Prudently, each observed a short silence. Neither wished to be drawn. Nick was uncomfortable, feeling vaguely in the wrong, but only because his mother made it clear to him that in this matter she opposed him. It was so rare for him to be ad
monished by his mother. For the rest he could not see that there was anything about which he need feel guilty. He had cancelled so many women with a kiss: in his view it signified that he did not wish to take matters further, the kiss itself conveying recognition of the woman’s appeal. He thought of it as a form of chivalry, a way of saving both their faces. He saw no harm in it, rather the contrary. A man in his position—in any position—owed it to himself to make his intentions clear. It was even more important to make his lack of intentions clear, otherwise there might be telephone calls, invitations of an unwelcome nature which he must answer with a more brutal refusal. He had always known that he lacked a certain grace. He had inherited something of his mother’s rectitude but simply misapplied it.
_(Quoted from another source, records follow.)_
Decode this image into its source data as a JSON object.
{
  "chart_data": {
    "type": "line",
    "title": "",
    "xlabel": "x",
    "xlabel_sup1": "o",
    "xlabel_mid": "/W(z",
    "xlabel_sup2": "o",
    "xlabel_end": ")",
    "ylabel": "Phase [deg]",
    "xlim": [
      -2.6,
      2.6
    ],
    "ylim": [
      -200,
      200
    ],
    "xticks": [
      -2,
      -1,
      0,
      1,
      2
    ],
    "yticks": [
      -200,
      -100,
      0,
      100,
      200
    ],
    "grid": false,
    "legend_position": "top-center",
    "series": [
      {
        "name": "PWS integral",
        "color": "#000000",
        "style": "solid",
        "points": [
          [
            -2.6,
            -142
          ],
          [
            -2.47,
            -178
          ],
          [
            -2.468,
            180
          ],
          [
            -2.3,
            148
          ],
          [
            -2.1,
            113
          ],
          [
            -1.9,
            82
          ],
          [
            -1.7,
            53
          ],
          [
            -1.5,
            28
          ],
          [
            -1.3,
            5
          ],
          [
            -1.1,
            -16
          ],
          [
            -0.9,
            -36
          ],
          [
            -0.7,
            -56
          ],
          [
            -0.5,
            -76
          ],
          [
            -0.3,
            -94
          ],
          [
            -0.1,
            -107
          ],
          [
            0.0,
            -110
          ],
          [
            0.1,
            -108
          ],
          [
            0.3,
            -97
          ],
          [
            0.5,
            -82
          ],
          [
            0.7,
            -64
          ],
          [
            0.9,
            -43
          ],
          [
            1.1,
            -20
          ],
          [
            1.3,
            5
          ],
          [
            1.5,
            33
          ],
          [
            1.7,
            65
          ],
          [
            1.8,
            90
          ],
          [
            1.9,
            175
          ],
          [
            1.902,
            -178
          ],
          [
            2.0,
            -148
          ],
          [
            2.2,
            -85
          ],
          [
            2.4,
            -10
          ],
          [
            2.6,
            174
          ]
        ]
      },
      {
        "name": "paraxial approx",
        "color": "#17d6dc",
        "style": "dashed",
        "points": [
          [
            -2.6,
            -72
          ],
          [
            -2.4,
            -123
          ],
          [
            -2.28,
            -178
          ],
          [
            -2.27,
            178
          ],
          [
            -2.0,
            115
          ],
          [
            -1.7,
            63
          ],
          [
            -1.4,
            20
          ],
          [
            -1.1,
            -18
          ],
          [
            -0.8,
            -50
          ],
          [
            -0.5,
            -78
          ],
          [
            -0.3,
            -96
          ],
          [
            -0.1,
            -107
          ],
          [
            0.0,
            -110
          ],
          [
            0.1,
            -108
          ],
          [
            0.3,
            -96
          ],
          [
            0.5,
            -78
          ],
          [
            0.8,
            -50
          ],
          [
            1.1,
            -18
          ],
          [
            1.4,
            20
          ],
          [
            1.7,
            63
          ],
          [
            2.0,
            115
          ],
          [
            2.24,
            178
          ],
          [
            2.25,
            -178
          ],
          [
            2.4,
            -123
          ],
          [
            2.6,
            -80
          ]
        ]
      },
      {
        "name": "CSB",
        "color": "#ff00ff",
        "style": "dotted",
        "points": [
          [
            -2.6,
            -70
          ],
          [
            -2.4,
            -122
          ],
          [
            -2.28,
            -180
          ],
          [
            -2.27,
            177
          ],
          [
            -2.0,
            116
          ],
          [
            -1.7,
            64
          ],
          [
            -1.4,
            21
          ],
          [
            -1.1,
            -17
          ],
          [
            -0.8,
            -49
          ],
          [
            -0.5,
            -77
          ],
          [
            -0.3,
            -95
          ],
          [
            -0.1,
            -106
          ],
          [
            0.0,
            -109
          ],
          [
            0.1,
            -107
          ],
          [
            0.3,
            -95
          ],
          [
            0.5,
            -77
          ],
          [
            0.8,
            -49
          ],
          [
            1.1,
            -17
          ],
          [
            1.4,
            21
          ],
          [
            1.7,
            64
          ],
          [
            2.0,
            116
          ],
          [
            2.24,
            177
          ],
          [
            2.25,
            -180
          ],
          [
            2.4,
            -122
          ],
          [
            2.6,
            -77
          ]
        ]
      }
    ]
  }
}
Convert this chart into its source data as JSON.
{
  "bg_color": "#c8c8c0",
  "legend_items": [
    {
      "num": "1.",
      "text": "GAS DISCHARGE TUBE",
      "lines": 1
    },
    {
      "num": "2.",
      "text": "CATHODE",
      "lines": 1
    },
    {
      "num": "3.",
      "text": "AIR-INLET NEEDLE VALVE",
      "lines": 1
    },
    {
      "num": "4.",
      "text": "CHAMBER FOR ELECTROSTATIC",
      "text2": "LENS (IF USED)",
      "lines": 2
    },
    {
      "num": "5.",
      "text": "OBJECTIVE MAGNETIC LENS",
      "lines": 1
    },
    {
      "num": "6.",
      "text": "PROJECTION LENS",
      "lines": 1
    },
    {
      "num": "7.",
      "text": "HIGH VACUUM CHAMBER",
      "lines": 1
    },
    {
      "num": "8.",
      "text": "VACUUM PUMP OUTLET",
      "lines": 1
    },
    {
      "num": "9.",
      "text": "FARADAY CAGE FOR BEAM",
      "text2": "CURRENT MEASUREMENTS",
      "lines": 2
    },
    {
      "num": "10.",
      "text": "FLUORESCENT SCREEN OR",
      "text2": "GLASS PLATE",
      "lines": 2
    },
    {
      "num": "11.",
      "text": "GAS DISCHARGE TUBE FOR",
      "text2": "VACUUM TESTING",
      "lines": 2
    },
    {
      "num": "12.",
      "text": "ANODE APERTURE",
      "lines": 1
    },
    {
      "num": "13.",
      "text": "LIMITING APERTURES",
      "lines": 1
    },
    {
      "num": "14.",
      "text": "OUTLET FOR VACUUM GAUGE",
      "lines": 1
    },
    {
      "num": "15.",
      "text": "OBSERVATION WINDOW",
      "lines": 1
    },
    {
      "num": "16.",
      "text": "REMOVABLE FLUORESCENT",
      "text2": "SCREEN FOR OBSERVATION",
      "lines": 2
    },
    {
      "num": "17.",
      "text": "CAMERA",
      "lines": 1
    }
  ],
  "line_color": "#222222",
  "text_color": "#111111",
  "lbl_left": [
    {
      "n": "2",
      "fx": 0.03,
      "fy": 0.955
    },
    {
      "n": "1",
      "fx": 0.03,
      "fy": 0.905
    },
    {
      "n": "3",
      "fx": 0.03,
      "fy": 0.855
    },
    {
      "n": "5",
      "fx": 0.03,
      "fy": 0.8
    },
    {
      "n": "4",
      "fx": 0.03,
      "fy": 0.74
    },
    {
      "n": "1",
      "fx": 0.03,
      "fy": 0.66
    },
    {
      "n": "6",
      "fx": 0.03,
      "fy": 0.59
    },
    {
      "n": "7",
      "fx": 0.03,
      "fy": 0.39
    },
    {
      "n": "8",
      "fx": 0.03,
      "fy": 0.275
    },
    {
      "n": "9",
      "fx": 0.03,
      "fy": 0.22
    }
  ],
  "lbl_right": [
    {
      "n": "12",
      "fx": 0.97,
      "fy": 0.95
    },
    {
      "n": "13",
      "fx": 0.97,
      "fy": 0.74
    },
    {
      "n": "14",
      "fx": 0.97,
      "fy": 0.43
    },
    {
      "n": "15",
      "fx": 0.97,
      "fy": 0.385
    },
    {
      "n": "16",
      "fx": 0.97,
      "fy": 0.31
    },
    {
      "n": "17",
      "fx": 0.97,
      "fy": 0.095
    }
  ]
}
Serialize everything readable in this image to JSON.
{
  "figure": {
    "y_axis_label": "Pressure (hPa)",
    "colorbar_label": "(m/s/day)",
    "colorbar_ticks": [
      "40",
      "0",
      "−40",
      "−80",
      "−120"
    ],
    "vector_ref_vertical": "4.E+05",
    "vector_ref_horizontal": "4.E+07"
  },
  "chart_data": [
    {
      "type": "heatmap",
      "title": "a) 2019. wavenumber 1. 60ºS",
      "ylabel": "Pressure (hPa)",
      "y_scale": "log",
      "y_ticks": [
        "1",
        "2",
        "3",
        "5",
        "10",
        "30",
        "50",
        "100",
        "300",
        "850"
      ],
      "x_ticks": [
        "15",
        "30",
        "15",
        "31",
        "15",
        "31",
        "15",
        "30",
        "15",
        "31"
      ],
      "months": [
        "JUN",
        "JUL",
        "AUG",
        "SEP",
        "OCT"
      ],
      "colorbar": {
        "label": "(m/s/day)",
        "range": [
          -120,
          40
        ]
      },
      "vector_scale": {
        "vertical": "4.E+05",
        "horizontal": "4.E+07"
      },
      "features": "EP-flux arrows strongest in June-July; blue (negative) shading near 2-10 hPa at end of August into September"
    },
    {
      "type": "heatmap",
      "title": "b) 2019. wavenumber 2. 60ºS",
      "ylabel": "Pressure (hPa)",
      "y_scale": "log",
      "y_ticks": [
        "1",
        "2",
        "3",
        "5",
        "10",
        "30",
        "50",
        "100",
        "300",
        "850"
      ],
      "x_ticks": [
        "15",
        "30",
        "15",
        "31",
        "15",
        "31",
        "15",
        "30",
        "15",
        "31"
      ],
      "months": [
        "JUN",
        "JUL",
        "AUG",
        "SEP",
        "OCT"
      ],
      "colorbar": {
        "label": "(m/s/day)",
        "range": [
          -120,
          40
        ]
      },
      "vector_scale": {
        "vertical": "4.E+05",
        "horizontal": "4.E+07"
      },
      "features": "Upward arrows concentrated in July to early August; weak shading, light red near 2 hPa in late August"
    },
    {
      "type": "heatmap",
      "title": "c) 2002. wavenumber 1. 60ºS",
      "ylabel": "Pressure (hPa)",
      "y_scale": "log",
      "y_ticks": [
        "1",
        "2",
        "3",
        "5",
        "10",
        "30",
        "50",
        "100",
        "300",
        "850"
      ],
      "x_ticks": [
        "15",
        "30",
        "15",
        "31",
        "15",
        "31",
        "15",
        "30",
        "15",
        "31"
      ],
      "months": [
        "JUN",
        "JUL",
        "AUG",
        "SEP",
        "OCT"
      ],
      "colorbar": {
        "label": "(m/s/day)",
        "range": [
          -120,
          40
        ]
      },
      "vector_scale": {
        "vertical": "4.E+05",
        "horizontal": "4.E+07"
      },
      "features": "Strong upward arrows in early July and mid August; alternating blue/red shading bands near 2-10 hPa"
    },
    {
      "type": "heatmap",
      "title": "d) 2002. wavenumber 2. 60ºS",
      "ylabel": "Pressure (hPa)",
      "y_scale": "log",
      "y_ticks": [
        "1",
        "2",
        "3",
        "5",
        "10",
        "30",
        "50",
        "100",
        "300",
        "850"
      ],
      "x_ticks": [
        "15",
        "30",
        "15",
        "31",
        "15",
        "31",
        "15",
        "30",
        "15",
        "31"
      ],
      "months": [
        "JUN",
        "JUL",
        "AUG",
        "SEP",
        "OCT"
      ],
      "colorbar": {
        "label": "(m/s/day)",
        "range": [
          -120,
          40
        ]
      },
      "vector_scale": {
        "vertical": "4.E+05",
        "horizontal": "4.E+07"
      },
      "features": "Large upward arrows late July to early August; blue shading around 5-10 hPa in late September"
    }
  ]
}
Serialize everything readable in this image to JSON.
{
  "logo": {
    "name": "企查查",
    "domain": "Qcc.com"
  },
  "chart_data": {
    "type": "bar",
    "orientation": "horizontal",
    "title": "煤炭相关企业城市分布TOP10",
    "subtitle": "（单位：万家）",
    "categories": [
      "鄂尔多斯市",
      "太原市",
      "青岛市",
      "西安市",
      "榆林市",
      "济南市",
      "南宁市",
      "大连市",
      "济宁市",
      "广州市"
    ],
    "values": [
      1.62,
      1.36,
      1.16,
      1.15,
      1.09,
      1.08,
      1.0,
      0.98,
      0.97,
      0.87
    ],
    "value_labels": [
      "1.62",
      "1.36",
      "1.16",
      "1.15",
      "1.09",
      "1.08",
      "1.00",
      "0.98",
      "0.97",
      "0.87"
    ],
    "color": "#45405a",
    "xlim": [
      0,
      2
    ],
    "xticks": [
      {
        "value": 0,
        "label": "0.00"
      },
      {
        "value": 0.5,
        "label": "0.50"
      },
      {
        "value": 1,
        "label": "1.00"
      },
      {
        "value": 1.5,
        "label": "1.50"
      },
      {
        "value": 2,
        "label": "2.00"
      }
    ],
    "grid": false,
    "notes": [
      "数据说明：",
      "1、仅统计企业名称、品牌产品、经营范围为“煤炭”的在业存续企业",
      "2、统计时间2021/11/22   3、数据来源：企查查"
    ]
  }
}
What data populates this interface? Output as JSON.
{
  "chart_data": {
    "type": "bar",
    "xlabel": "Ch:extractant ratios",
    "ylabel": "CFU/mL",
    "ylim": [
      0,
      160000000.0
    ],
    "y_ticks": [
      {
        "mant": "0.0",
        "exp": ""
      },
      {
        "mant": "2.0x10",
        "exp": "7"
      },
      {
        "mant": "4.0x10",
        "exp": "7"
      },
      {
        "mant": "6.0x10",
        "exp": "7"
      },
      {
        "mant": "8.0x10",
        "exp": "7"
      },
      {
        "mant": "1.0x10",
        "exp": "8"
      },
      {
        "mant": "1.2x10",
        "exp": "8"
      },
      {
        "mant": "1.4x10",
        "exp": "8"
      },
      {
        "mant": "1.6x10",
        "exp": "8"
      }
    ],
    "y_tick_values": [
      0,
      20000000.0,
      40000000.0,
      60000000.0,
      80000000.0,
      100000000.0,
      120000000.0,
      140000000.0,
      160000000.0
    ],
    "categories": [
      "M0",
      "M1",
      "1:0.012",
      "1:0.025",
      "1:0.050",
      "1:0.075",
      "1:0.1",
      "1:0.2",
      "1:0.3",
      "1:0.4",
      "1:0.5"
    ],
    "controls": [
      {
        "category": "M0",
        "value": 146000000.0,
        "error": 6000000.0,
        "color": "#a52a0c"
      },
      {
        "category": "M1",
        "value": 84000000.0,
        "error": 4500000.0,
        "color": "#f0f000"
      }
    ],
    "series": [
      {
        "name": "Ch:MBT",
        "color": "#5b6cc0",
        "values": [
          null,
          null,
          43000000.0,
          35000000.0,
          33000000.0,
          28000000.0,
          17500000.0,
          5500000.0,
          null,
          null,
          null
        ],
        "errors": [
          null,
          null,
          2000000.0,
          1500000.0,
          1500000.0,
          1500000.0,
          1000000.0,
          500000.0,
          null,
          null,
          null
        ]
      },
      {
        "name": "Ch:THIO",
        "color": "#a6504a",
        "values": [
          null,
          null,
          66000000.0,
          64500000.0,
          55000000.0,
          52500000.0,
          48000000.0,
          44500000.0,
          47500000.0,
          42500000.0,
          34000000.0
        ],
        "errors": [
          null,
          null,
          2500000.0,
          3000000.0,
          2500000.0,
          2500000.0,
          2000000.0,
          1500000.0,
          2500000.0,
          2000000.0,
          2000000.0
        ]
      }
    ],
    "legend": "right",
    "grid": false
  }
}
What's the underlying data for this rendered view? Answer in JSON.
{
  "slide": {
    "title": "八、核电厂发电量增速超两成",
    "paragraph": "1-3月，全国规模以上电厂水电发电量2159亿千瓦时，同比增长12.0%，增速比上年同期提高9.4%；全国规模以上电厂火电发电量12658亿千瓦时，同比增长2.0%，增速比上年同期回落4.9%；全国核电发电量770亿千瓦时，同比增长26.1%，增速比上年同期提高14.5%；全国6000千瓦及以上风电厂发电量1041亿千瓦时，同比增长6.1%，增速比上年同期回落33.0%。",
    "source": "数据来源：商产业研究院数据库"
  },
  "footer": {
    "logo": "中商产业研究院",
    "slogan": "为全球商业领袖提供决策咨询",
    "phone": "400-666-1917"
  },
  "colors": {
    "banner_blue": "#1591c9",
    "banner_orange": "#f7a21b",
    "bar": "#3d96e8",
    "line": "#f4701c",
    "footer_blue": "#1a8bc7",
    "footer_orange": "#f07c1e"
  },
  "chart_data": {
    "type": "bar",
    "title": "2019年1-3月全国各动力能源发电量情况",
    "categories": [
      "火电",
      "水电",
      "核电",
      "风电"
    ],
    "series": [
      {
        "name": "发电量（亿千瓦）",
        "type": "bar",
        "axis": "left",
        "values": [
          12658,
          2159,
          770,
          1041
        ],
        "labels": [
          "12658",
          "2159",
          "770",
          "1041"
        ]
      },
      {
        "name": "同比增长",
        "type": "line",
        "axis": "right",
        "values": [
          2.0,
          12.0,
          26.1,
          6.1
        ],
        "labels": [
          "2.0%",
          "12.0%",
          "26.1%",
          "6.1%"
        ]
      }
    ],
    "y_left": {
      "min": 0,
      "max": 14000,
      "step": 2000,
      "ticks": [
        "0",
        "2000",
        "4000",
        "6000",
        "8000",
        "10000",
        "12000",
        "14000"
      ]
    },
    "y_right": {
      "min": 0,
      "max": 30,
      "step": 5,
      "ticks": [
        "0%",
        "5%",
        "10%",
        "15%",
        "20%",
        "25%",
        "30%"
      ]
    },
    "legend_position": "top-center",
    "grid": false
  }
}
Consequently he mishandled most emotional situations, cut them short, laughed at them, or refused to forgive. With a little more finesse he could have retained his wife. Yet he did not see how he could have continued to live with her after what he considered to be her unforgivable lightness. He thought of her a great deal, with regret, but also with rage. No woman, in his opinion, merited consideration after the suffering she had caused him.